By Miguel Llanos, msnbc.com
Four Japanese climbers, two men and two women, are presumed dead after an avalanche swept down Mt. McKinley in Alaska's Denali National Park, the National Park Service said Saturday. One man survived after climbing out of a crevasse he had been thrown into.
The five-person team was roped together when the slide hit at 2 a.m. Thursday on the mountain's West Buttress, in an area known as Motorcycle Hill, the park service said in a statement.
"The five were travelling as one rope team, although the rope broke during the avalanche," the service stated.
Some 400 people were searching the area Saturday, but snow and wind have impeded the effort on North America's tallest mountain.
Hitoshi Ogi, 69, survived with minor injuries, making his way down from the avalanche at 11,000 feet to a base camp at 7,200 feet by 4 p.m. on Thursday.
A helicopter crew deployed that day failed to find any sign of the others, the service said.
Those presumed dead are?64-year-old Yoshiaki Kato; 50-year-old Masako Suda; 56-year-old Michiko Suzuki; and 63-year-old Tamao Suzuki.
Becky Bohrer / AP
Mt. McKinley, where 4 climbers were presumed dead, is North America's tallest mountain.
All are from Miyagi Prefecture -- the same area devastated by the 2011 quake and tsunami -- and were descending the mountain when the avalanche hit.
If confirmed, the deaths would be the worst accident on McKinley since 1992, when four Canadian climbers died.
On May 23, a Finnish man died after falling 2,000 feet while trying to ski down a steep McKinley chute known as the "Orient Express".

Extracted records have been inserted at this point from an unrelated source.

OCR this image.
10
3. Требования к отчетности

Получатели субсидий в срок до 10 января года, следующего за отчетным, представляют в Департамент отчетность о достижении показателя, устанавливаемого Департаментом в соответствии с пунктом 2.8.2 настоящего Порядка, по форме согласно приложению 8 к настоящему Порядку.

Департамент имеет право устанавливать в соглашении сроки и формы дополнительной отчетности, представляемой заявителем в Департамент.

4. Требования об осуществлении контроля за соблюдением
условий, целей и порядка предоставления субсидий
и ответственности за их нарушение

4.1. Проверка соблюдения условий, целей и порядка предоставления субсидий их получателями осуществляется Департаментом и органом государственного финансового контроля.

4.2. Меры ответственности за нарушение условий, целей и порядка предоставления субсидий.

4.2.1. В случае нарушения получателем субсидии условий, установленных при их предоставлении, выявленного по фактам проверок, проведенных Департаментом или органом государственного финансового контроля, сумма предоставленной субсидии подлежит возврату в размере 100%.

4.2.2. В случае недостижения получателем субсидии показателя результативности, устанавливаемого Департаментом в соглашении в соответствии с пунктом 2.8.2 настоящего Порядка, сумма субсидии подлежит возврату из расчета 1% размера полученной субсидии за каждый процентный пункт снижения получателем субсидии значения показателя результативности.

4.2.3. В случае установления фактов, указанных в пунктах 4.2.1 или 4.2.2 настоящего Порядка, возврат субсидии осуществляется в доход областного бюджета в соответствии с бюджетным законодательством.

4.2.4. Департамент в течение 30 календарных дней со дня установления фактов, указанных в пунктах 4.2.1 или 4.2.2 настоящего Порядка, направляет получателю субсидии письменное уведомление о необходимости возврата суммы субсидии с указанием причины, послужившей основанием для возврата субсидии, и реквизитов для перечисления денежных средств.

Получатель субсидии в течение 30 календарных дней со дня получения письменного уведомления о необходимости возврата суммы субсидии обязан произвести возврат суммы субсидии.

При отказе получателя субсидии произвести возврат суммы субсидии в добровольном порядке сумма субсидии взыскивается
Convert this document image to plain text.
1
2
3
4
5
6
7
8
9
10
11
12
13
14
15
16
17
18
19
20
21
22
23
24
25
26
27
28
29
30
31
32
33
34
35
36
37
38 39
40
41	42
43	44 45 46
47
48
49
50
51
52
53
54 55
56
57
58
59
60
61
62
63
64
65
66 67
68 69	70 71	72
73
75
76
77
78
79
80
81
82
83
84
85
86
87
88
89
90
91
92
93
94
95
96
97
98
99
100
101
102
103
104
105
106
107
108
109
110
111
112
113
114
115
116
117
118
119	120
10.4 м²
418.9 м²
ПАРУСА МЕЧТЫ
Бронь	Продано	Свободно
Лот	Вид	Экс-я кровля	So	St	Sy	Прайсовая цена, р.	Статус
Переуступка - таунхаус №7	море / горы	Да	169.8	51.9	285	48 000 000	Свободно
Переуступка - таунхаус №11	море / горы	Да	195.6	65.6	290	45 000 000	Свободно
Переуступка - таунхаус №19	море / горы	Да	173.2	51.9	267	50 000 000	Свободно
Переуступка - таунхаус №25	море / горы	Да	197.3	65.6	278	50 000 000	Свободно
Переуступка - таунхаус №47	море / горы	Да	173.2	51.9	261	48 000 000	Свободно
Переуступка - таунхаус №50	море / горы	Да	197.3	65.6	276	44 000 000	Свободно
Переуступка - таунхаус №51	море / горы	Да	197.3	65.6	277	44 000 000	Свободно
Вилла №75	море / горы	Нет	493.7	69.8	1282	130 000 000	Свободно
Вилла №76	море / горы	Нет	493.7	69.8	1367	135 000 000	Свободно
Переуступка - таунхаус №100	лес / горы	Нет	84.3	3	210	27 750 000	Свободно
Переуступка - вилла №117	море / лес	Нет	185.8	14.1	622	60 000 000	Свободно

The first death of the 2012 McKinley climbing season was on May 18, when a German climber died in a 1,100 foot fall. He was trying to retrieve a backpack that was sliding downhill when he lost his footing and fell.
The climbing season in Denali generally runs from late April until early July. Usually 1,200 to 1,300 people attempt McKinley each year.
"Substantial snowfall and windy conditions in recent weeks have kept most climbers from reaching the top," the service said Saturday. "As of June 16, there are 395 mountaineers attempting routes on Mt. McKinley, the majority on the West Buttress route. Out of the 630 climbers that have already returned from expeditions this season, 234 reported reaching the summit, equating to a 37 percent summit rate."